El editor me dice que el ídolo, o la nominación a este, sirvió para divulgar tu obra. Eso es completamente cierto, pero es una verdad lamentable. Fue gracias al ídolo que me vi haciendo una fila gigantesca frente a los cines Verdi de Barcelona para poder verte, en un lugar en el que jamás imaginé hacerlo. Pero si no te hubieran siquiera nominado, ¿te habría podido ver? En otro artículo en esta revista ya había revelado, como un chiquillo, la emoción que me produjo conseguir una película innominada –y por ende innominable– en un cinecito casi clandestino, después de varios años de espera. ¿Debería entonces esperar unos años más para verte, Ciro? ¿Es eso justo con un admirador? ¿O acaso soy yo un célebre y pomposo crítico de un gran medio, que puede ver lo que quiere de primera mano? ¡No, señor! A duras penas me puedo llamar un pirata que raspa la olla del tesoro y ni siquiera la delincuencia me habría asegurado poder encontrarte. Yo pregunto a un cielo tempestuoso y terco: ¿en dónde están los artistas anónimos, todos esos que no lograron contar con la gracia del ídolo? ¿Acaso se les debe condenar a la mazmorra del archivo? ¿No se le está concediendo demasiado poder al ídolo al dejarle clasificar qué se proyecta y qué no? Por supuesto, a los premios no se les debe dar tanta importancia y, aún así, ¿por qué se la dan? Te diré el porqué: por vanidad.

Y no digo que no debas poseerla, todo ser humano la tiene con o sin derecho, pero el ídolo funciona con esa magia negra que esconde el espejo de la bruja de Blancanieves, ese que nos avienta a la cara de pronto que no somos los mejores. Su voz es una afrenta no solo a nuestra vanidad artística, sino también al aura de nuestra obra.
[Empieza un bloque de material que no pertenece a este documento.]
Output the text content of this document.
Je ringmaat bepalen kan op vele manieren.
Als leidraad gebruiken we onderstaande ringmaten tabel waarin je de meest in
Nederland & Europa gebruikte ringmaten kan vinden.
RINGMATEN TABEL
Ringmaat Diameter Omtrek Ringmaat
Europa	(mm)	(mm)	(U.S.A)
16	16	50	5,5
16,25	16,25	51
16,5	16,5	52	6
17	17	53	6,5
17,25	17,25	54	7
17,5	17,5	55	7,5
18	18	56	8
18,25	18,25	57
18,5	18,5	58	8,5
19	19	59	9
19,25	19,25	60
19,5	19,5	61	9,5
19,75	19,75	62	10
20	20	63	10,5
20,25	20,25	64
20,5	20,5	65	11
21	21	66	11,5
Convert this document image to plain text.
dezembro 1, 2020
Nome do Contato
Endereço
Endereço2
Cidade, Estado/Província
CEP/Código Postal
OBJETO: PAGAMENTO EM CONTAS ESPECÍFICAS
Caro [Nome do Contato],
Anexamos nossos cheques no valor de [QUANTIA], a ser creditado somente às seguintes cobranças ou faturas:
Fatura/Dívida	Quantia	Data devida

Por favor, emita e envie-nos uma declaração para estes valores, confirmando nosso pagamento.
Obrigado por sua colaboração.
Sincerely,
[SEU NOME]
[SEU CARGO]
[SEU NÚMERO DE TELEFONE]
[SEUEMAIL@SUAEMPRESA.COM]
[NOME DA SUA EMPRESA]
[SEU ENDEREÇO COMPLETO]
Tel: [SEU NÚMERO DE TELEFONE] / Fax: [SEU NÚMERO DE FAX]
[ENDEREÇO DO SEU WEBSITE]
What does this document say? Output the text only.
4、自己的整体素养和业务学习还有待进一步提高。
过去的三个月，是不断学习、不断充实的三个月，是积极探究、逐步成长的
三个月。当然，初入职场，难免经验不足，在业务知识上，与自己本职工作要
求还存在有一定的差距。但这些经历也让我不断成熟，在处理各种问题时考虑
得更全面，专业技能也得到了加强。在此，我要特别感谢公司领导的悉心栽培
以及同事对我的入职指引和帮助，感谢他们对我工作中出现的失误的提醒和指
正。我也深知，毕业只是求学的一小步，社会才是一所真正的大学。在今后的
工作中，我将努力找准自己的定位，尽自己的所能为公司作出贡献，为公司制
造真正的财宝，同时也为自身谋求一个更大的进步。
Cuestionarse si El hijo de Saúl (Saul fia, László Nemes, 2015) era mejor es tan mendaz como preguntarse si Raffaello es mejor que Michelangelo; si debemos leer a Stendhal o a Flaubert. Ahora bien, la voz del ídolo habla de cualquier cosa menos de la obra (como yo en este momento bajo su perversa influencia, pero yo no estoy aquí para hablarte de tu propio filme, y el que quiera saber de los referentes cinematográficos encontrados en Herzog, Coppola y Kubrick, de la river movie, de la sensibilidad del motif acuático, de la polifonía universal contenida en las mil voces de la selva que todo lo devora, que se lea las críticas o, mejor, que se vea la película), y toda consideración al respecto estaría fundada sobre criterios antiestéticos. Hoy todavía estaría leyendo sobre las nuevas promesas productivas para las depauperadas comunidades del Vaupés mientras el llanto de Manduca es acallado por la infalible respuesta de la pólvora y el plomo o, peor, por la fanfarria deleznable.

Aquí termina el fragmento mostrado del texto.